MINISTRY OF TRANSPORT MALAYSIA MH370 Safety Investigation Report

Originally described as the “Final Report” the Malaysian Government change the name of the report issued last night to reflect its inconclusive findings and the fact that the airliner has still not been found.

Monday’s 449-page report offered little to solve modern aviation’s biggest mystery — and stopped short of apportioning specific blame. There’s nothing to suggest the plane was evading radar, or evidence of behavioral changes in the crew, it said. Significant parts of the aircraft’s power system, including the autopilot function, were probably working throughout the flight, the report said.

The report conclude that Malaysia Airlines Flight 370, missing since 8th March 2014, was probably steered off course deliberately and flown to the southern Indian Ocean.

But if the action was deliberate then who was responsible. At this point the report has no answer.

The role of the pilot dismissed by the report. The investigators argue that they looked meticulously into the background of the crew and found nothing to raise suspicion. “We have examined the pilot and the first officer and we are quite satisfied with their background, with their training, with their mental health,” Kok Soo Chon, chief inspector of the MH370 investigation team, told reporters in Putrajaya, outside Kuala Lumpur.  “We are not of the opinion that it could have been an event committed by the pilot.”

MH370 was en route to Beijing from Kuala Lumpur with 239 people on board. Investigators have never been able to explain why the jet abandoned its route shortly into the flight, completed a u-turn back over Malaysia and then cruised south towards its end in the Indian Ocean.

The report said of the course reversal that “it is more likely that such maneuvers are due to the systems being manipulated.”

Kok added that “we are unable to determine with any certainty the reasons that the aircraft diverted from its filed planned route…the possibility of intervention by a third party cannot be excluded.”

Without the help of cockpit data recorders, search teams could only guess what happened in the flight’s final moments. Analysis by the Australian government suggested MH370 ran out of fuel before plummeting — at as much as 25,000 feet a minute — into the water. Other investigators speculated that a person was at the controls until the very end, gliding the plane into the ocean beyond the furthest limit of any search area.

Monday’s report didn’t support either theory explicitly, but struggled to come up with a mechanical explanation for the aircraft’s deviations.

“The change in flight path likely resulted from manual inputs,” it said. Similarly, the plane’s loss of communications before veering off track was more likely due to systems “being manually turned off or power interrupted to them” than a malfunction, it said.

The report documented shortcomings among Kuala Lumpur air traffic controllers: they were too slow to initiate emergency procedures and there was no evidence to suggest they were continuously monitoring radar displays, it said. The report recommended better training to handle emergencies.

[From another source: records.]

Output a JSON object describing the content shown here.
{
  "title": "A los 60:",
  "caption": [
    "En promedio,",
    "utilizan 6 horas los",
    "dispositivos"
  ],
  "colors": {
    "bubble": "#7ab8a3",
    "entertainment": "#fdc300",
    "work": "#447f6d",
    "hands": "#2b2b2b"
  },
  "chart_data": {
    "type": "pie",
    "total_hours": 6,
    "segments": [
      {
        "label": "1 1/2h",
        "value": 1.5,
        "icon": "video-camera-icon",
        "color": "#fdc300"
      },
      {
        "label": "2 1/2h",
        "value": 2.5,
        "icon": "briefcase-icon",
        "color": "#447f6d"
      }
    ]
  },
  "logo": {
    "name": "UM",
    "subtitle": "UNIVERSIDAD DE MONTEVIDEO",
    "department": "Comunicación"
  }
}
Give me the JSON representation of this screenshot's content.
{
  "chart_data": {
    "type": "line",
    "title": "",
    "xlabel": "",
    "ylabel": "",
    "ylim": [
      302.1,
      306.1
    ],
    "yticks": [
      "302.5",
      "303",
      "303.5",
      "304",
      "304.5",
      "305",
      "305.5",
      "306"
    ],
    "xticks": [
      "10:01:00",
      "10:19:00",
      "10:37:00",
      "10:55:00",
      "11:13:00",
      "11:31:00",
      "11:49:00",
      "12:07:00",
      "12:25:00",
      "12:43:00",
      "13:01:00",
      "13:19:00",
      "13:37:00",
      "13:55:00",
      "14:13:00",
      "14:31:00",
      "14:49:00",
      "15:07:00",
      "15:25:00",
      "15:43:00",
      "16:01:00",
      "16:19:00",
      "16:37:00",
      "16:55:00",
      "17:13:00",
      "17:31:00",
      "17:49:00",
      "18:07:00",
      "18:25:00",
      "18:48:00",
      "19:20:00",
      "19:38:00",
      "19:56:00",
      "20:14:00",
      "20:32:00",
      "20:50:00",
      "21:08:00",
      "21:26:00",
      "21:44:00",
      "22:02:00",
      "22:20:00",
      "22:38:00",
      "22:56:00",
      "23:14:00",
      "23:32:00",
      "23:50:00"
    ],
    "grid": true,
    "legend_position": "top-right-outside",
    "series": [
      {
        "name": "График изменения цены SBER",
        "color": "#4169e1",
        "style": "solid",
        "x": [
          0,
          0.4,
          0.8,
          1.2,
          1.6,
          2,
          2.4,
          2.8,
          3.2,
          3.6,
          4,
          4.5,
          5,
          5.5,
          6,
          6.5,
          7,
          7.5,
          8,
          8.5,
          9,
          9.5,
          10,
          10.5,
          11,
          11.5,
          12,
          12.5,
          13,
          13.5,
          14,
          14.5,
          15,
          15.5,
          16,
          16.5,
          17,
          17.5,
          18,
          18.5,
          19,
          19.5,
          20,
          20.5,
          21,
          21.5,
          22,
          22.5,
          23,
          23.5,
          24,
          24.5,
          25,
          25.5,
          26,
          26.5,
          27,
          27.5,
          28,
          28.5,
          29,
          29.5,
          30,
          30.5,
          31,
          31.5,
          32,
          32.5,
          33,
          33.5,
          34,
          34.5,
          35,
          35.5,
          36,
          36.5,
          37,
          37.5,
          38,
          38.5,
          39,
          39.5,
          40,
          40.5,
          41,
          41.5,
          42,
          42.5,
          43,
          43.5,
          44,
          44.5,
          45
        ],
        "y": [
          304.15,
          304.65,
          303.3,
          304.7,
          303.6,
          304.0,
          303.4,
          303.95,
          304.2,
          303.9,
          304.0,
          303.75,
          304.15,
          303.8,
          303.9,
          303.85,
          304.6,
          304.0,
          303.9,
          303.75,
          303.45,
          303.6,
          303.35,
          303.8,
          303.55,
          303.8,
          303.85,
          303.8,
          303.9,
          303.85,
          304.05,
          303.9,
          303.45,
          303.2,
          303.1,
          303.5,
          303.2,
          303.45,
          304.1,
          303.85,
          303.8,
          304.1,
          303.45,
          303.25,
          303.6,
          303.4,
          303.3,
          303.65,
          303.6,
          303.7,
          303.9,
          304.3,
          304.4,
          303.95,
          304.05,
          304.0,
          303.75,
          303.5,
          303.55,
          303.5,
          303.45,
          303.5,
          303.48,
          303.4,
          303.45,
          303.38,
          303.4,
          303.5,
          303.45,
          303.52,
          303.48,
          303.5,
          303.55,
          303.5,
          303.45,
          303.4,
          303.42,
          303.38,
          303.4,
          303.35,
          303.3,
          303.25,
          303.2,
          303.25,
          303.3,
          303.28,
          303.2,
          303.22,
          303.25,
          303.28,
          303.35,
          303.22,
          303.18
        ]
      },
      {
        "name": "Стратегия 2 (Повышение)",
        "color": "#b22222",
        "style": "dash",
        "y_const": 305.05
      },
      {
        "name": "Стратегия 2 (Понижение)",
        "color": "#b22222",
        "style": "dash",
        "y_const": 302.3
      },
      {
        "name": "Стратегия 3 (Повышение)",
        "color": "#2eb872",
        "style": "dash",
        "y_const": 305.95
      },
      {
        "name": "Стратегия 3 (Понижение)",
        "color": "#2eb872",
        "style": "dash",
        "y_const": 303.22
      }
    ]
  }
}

If ATC had noticed and responded to the change of direction of MH370 it is likely that the airplane would have been successfully tracked and followed.

Next of kin of those onboard looked distraught after receiving the report, many sobbing and saying that it offered them “no closure”, and some claimed that information in it was incorrect.

The most depressing line of the #MH370 report is on page 443 – “In conclusion, the Team is unable to determine the real cause for the disappearance of MH370.”

The search must continue until the airliner is found and her secrets revealed.